Una encuesta ciudadana en Osorno, desarrollada por el Centro de Educación Ambiental (CEAM), dejó entrever una realidad alarmante frente a la casi nula conciencia de la ciudadanía por el concepto de cuidado medioambiental y reciclaje.

Al respecto, el presidente del organismo, Leandro Yáñez, manifestó que el primer aspecto evaluado midió el uso de pilas en la comunidad, cuyo resultado arrojó que sobre el 92% de las personas utilizan éste elemento pese al nivel de toxicidad que éstas poseen. Además, no son recicladas y logran -a lo mucho- ser desechadas en vertederos destinados para ello.

Sin embargo, la medición permitió determinar que cerca del 40% utiliza éste tipo de batería del tipo recargable, lo cual en términos simples es un beneficio en pos del medio ambiente, dado que éste tipo de pilas pueden durar años, lo que significa disminuir el volumen de desecho y -a su vez- disminuir el nivel de tóxicos en el ambiente.
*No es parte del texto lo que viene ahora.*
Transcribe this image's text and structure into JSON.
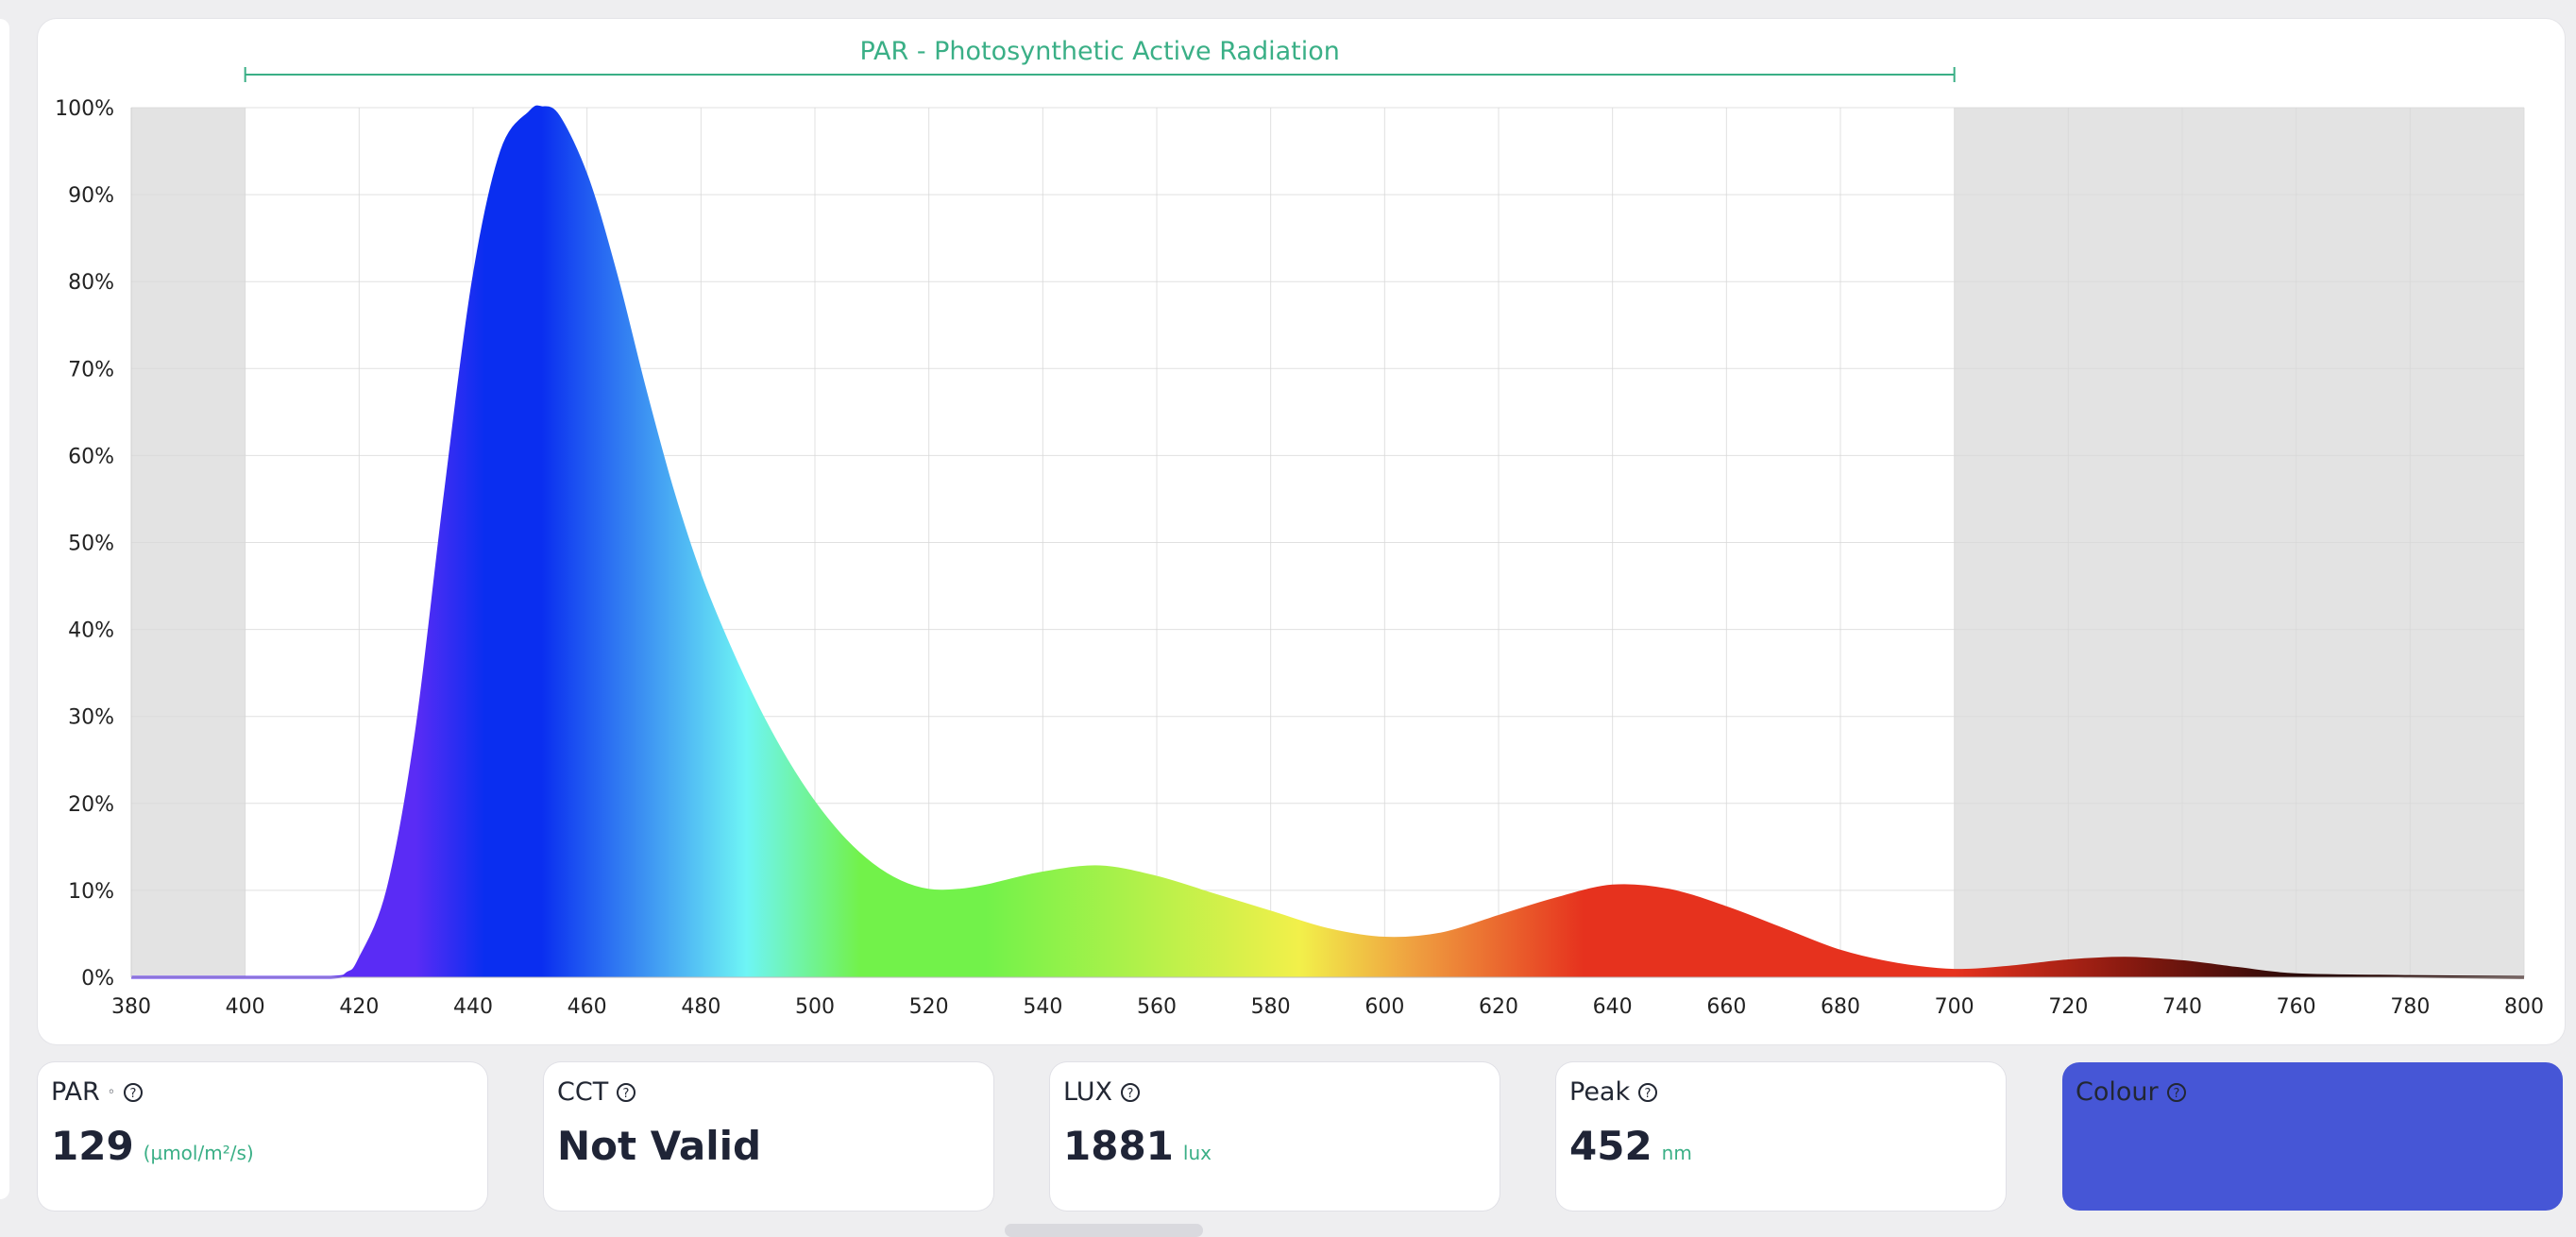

Otro aspecto medido es sobre el método que utiliza la comunidad al momento de desechar la batería, donde cerca de un 80% se preocupa de no tirarlas junto al resto de desecho, concurriendo para ello a los depósitos ubicados en puntos estratégicos de la ciudad; mientras que otros deciden almacenarlas por su cuenta.

Un segundo aspecto tuvo que ver con la utilización de bolsas plásticas, donde más del 95% reconoció utilizarlas y no aprovechar las bolsas reutilizables.

Lamentablemente, la encuesta informó que en el supuesto caso que un supermercado de la ciudad optara por cobrar cada bolsa plástica al consumidor –esto con el objetivo de fomentar el uso de la reutilizable- la respuesta de los entrevistados fue que simplemente optarían por comprar en otro local.